Imagine a microchip that could be implanted in the brain or elsewhere in the human body that could detect the slightest angle and obstacle in the physical environment, adjusting every nano-move for maximum speed and efficiency along the way.
As technology advances in competitive sports, as we have seen in in this year's Winter Olympics, it's not difficult to envision a day when such precise instrumentation could become a reality. Researchers are even working on software that can help predict what kind of sport a youth would be best at, even before he or she has ever tried it out.
All of which begs the question: How far can technology go before it is deemed unfair competition, especially in such politically charged events as the Olympics?
Blog community response:
"In Map of Bones, the protagonist is protected in a key fight scene by a liquid armour that hardens instantly upon a bullet's impact. It sounded very far fetched when I read it. As it turns out, the technology may not be as far fetched it sounds."

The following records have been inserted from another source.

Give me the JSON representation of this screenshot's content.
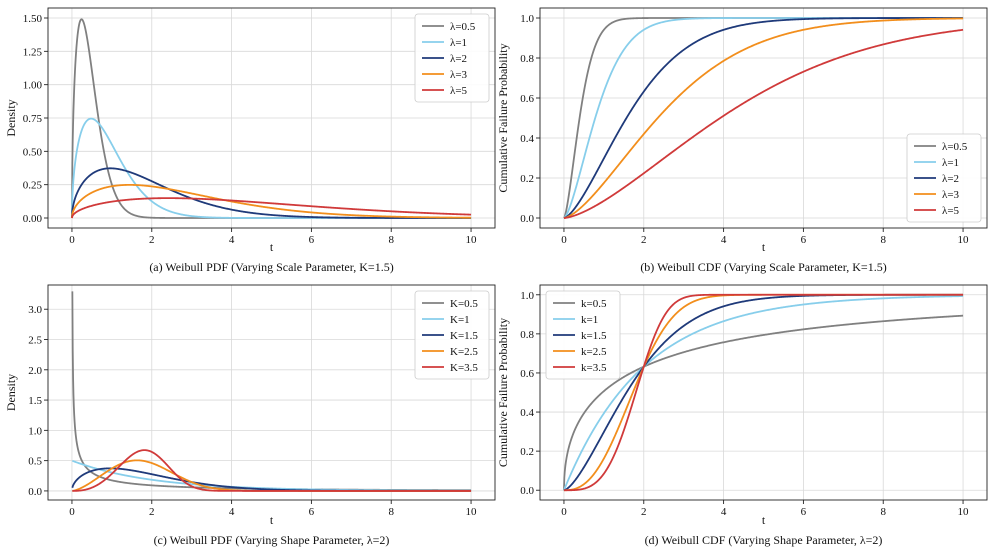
{
  "chart_data": [
    {
      "id": "a",
      "type": "line",
      "caption": "(a) Weibull PDF (Varying Scale Parameter, K=1.5)",
      "xlabel": "t",
      "ylabel": "Density",
      "xlim": [
        -0.6,
        10.6
      ],
      "ylim": [
        -0.075,
        1.575
      ],
      "xticks": [
        0,
        2,
        4,
        6,
        8,
        10
      ],
      "xtick_labels": [
        "0",
        "2",
        "4",
        "6",
        "8",
        "10"
      ],
      "yticks": [
        0,
        0.25,
        0.5,
        0.75,
        1.0,
        1.25,
        1.5
      ],
      "ytick_labels": [
        "0.00",
        "0.25",
        "0.50",
        "0.75",
        "1.00",
        "1.25",
        "1.50"
      ],
      "grid": true,
      "legend": "top-right",
      "function": "pdf",
      "series": [
        {
          "name": "λ=0.5",
          "k": 1.5,
          "lambda": 0.5,
          "color": "#808080"
        },
        {
          "name": "λ=1",
          "k": 1.5,
          "lambda": 1,
          "color": "#87CEEB"
        },
        {
          "name": "λ=2",
          "k": 1.5,
          "lambda": 2,
          "color": "#1F3A7A"
        },
        {
          "name": "λ=3",
          "k": 1.5,
          "lambda": 3,
          "color": "#F28E1C"
        },
        {
          "name": "λ=5",
          "k": 1.5,
          "lambda": 5,
          "color": "#D03A3A"
        }
      ]
    },
    {
      "id": "b",
      "type": "line",
      "caption": "(b) Weibull CDF (Varying Scale Parameter, K=1.5)",
      "xlabel": "t",
      "ylabel": "Cumulative Failure Probability",
      "xlim": [
        -0.6,
        10.6
      ],
      "ylim": [
        -0.05,
        1.05
      ],
      "xticks": [
        0,
        2,
        4,
        6,
        8,
        10
      ],
      "xtick_labels": [
        "0",
        "2",
        "4",
        "6",
        "8",
        "10"
      ],
      "yticks": [
        0,
        0.2,
        0.4,
        0.6,
        0.8,
        1.0
      ],
      "ytick_labels": [
        "0.0",
        "0.2",
        "0.4",
        "0.6",
        "0.8",
        "1.0"
      ],
      "grid": true,
      "legend": "bottom-right",
      "function": "cdf",
      "series": [
        {
          "name": "λ=0.5",
          "k": 1.5,
          "lambda": 0.5,
          "color": "#808080"
        },
        {
          "name": "λ=1",
          "k": 1.5,
          "lambda": 1,
          "color": "#87CEEB"
        },
        {
          "name": "λ=2",
          "k": 1.5,
          "lambda": 2,
          "color": "#1F3A7A"
        },
        {
          "name": "λ=3",
          "k": 1.5,
          "lambda": 3,
          "color": "#F28E1C"
        },
        {
          "name": "λ=5",
          "k": 1.5,
          "lambda": 5,
          "color": "#D03A3A"
        }
      ]
    },
    {
      "id": "c",
      "type": "line",
      "caption": "(c) Weibull PDF (Varying Shape Parameter, λ=2)",
      "xlabel": "t",
      "ylabel": "Density",
      "xlim": [
        -0.6,
        10.6
      ],
      "ylim": [
        -0.15,
        3.4
      ],
      "xticks": [
        0,
        2,
        4,
        6,
        8,
        10
      ],
      "xtick_labels": [
        "0",
        "2",
        "4",
        "6",
        "8",
        "10"
      ],
      "yticks": [
        0,
        0.5,
        1.0,
        1.5,
        2.0,
        2.5,
        3.0
      ],
      "ytick_labels": [
        "0.0",
        "0.5",
        "1.0",
        "1.5",
        "2.0",
        "2.5",
        "3.0"
      ],
      "grid": true,
      "legend": "top-right",
      "function": "pdf",
      "x_start": 0.01,
      "series": [
        {
          "name": "K=0.5",
          "k": 0.5,
          "lambda": 2,
          "color": "#808080"
        },
        {
          "name": "K=1",
          "k": 1,
          "lambda": 2,
          "color": "#87CEEB"
        },
        {
          "name": "K=1.5",
          "k": 1.5,
          "lambda": 2,
          "color": "#1F3A7A"
        },
        {
          "name": "K=2.5",
          "k": 2.5,
          "lambda": 2,
          "color": "#F28E1C"
        },
        {
          "name": "K=3.5",
          "k": 3.5,
          "lambda": 2,
          "color": "#D03A3A"
        }
      ]
    },
    {
      "id": "d",
      "type": "line",
      "caption": "(d) Weibull CDF (Varying Shape Parameter, λ=2)",
      "xlabel": "t",
      "ylabel": "Cumulative Failure Probability",
      "xlim": [
        -0.6,
        10.6
      ],
      "ylim": [
        -0.05,
        1.05
      ],
      "xticks": [
        0,
        2,
        4,
        6,
        8,
        10
      ],
      "xtick_labels": [
        "0",
        "2",
        "4",
        "6",
        "8",
        "10"
      ],
      "yticks": [
        0,
        0.2,
        0.4,
        0.6,
        0.8,
        1.0
      ],
      "ytick_labels": [
        "0.0",
        "0.2",
        "0.4",
        "0.6",
        "0.8",
        "1.0"
      ],
      "grid": true,
      "legend": "top-left",
      "function": "cdf",
      "series": [
        {
          "name": "k=0.5",
          "k": 0.5,
          "lambda": 2,
          "color": "#808080"
        },
        {
          "name": "k=1",
          "k": 1,
          "lambda": 2,
          "color": "#87CEEB"
        },
        {
          "name": "k=1.5",
          "k": 1.5,
          "lambda": 2,
          "color": "#1F3A7A"
        },
        {
          "name": "k=2.5",
          "k": 2.5,
          "lambda": 2,
          "color": "#F28E1C"
        },
        {
          "name": "k=3.5",
          "k": 3.5,
          "lambda": 2,
          "color": "#D03A3A"
        }
      ]
    }
  ]
}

"Using d3o has enabled skiers to forgo constricting forearm and shin padding while still protecting themselves. The US and Canadian ski teams are currently using these suits at the Olympics in Turino. I can see this same idea being carried into other sports; maybe soccer shinguards."
"It's interesting to see emerging technologies at work in the winter sports. Austenitic steel is one example. Its high ductility and high tensile strength makes it an ideal element for the metal runners on the luge where riders reach 90 miles per hour and the timing of the race goes out to the thousandth of a second."